- Occupation: Journalist
- Known for: Legal editor of The Times

= Frances Gibb =

British journalist and legal editor

Frances Gibb (born 1951) is a British journalist and the former legal editor of The Times. She retired from the newspaper in February 2019, and continues to write and broadcast on the law, contributing to publications including The Times, The Sunday Times, The Daily Telegraph and The Spectator.

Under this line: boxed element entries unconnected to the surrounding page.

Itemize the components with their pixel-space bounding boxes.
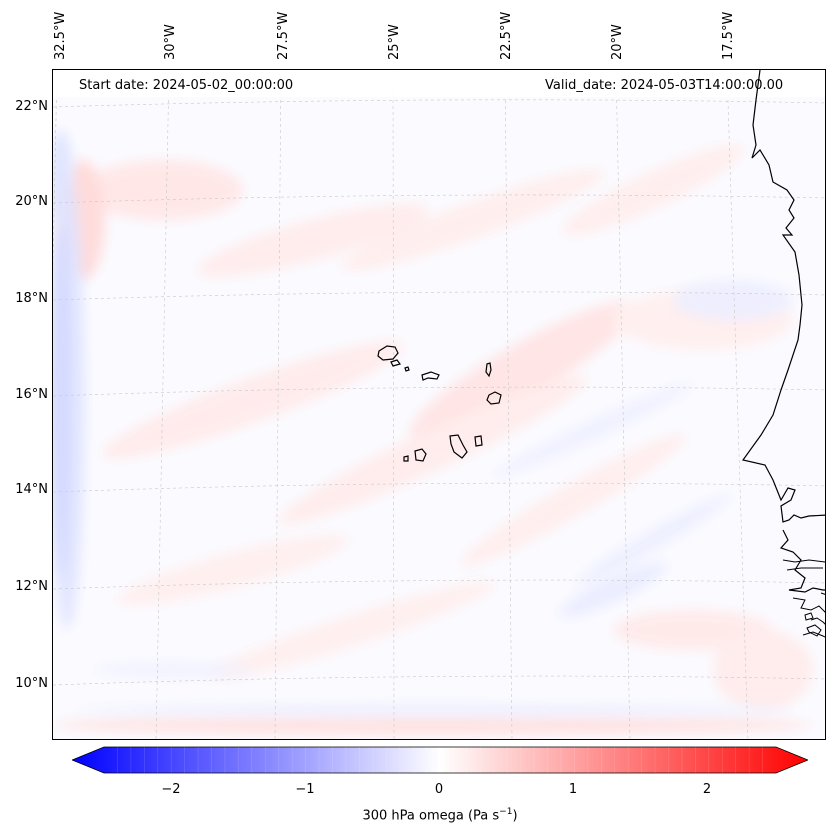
cb-label-exponent: −1 <box>499 807 513 817</box>
cb-tick-1: 1 <box>568 782 578 797</box>
island-sao-nicolau <box>421 371 440 381</box>
lat-label-14n: 14°N <box>15 482 48 497</box>
colorbar-level-lines <box>117 747 763 773</box>
graticule-meridians <box>53 70 749 739</box>
lon-label-22.5w: 22.5°W <box>499 11 514 60</box>
guinea-bissau-coast <box>792 592 825 637</box>
colorbar-body <box>72 746 808 774</box>
lat-label-10n: 10°N <box>15 676 48 691</box>
lon-label-25w: 25°W <box>387 24 402 60</box>
positive-omega-regions <box>53 144 813 735</box>
island-fogo <box>414 448 427 462</box>
graticule-parallels <box>53 99 825 686</box>
valid-date-label: Valid_date: 2024-05-03T14:00:00.00 <box>545 78 784 93</box>
island-maio <box>474 435 483 447</box>
island-sao-vicente <box>390 359 402 367</box>
colorbar <box>72 746 808 774</box>
gambia-river <box>782 559 825 571</box>
lat-label-22n: 22°N <box>15 99 48 114</box>
lat-label-16n: 16°N <box>15 387 48 402</box>
lat-label-12n: 12°N <box>15 579 48 594</box>
lat-label-18n: 18°N <box>15 291 48 306</box>
omega-field-map <box>53 70 825 739</box>
lon-label-30w: 30°W <box>163 24 178 60</box>
cb-tick-0: 0 <box>434 782 444 797</box>
island-brava <box>403 455 409 462</box>
header-strip <box>53 70 825 97</box>
island-boa-vista <box>486 391 502 405</box>
africa-coast-lower <box>779 529 825 593</box>
map-panel[interactable]: Start date: 2024-05-02_00:00:00 Valid_da… <box>52 69 826 740</box>
start-date-label: Start date: 2024-05-02_00:00:00 <box>79 78 294 93</box>
cb-tick-neg1: −1 <box>295 782 315 797</box>
cape-verde-islands <box>377 345 502 462</box>
lon-label-32.5w: 32.5°W <box>53 11 68 60</box>
island-sal <box>485 362 492 378</box>
bijagos-islands <box>802 612 825 638</box>
africa-coastline <box>741 70 825 523</box>
cb-tick-2: 2 <box>702 782 712 797</box>
island-santiago <box>449 434 468 459</box>
lon-label-27.5w: 27.5°W <box>276 11 291 60</box>
lat-label-20n: 20°N <box>15 194 48 209</box>
lon-label-17.5w: 17.5°W <box>721 11 736 60</box>
island-santa-luzia <box>404 366 410 372</box>
negative-omega-regions <box>53 130 793 716</box>
cb-label-main: 300 hPa omega (Pa s <box>362 808 500 824</box>
colorbar-label: 300 hPa omega (Pa s−1) <box>362 807 517 823</box>
lon-label-20w: 20°W <box>610 24 625 60</box>
island-santo-antao <box>377 345 399 361</box>
cb-tick-neg2: −2 <box>161 782 181 797</box>
cb-label-end: ) <box>512 808 518 824</box>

==Early life and education==
Frances Gibb was born in north London, the eldest of three children. Her father was a solicitor and her mother a writer of short fiction. She was educated at St Margaret's School, Bushey. She read English at the University of East Anglia in Norwich, England, graduating with first class honours in 1973.

==Career==
Gibb's first job after graduating was filing cuttings for the news film agency Visnews. In 1974, she joined the Times Higher Education Supplement, where she worked for four years. She then moved to The Daily Telegraph, where she was Art Sales Correspondent from 1978 to 1980, covering major auctions.
As a general reporter at The Times from 1980, she covered stories such as the 1980 Dan-Air Flight 1008 crash in Tenerife and the 1981 wedding of Prince Charles and Lady Diana Spencer.

Gibb was appointed Legal Correspondent of The Times in 1982, at the age of thirty-one. As the first person to hold the post from outside the legal profession, she had to overcome some resistance from the then editor, Charles Douglas-Home, but persuaded him that journalistic independence and an ability to communicate to the public were more important. She became Legal Editor of The Times in 2000. As Legal Correspondent and subsequently Legal Editor, Gibb was in charge of daily reporting on legal news, as well as weekly pages on the law. In 2000, she established The Times’ weekly LAW supplement, the only legal pull-out to be published by a national newspaper in the UK. She also oversaw the paper's acclaimed supplements for law students. In recent years, she launched the newspaper's daily legal bulletin, The Brief, of which she was co-editor. She served under nine editors on The Times, including William Rees-Mogg and John Witherow.

In 2006, Gibb was the recipient of the Bar Council's Legal Reporting Awards for 2005–2006. In 2009, she received an award from the International Council of Jurists, presented by Lord Phillips of Worth Matravers at a ceremony in London.

==Retirement==
Gibb retired from The Times on 7 February 2019. In a column published that day, Lord Pannick wrote:
As legal affairs correspondent of this paper since 1982, and legal editor since 2000, Frances Gibb has heard all the legal news and reported it accurately, fairly and innovatively. […] She has made a significant contribution to the new relationship between the press and the legal profession by giving confidence to judges and lawyers that their confidences will be respected. She has served the public interest by her ability to communicate complicated issues in language that non-specialists can understand. She has maintained her sense of humour and her eye for the legally absurd."

On 5 February 2019, a motion was tabled in the House of Commons by Keith Vaz and sponsored by Drew Hendry:

That this House notes the impending retirement of Frances Gibb, the Legal Editor of The Times for 19 years; recalls her distinguished career involving periods at Visnews, The Daily Telegraph and The Times, as legal correspondent from 1982; commends her reporting on such significant developments in the British legal system as the establishment of the Crown Prosecution Service, the Supreme Court and the Ministry of Justice; welcomes the innovations in legal journalism she has facilitated that include the Law Supplement, the Student Law Supplement and The Brief; recognises the many campaigns she has led, including at The Times to end fault-based divorce proceedings; wishes her well in her retirement; and thanks her for inspiring a new generation of legal correspondents.

==Recent journalism==
Gibb has remained active in the legal field since she retired from The Times, with regular contributions to her former paper as well as The Sunday Times, The Daily Telegraph, and PM on BBC Radio 4.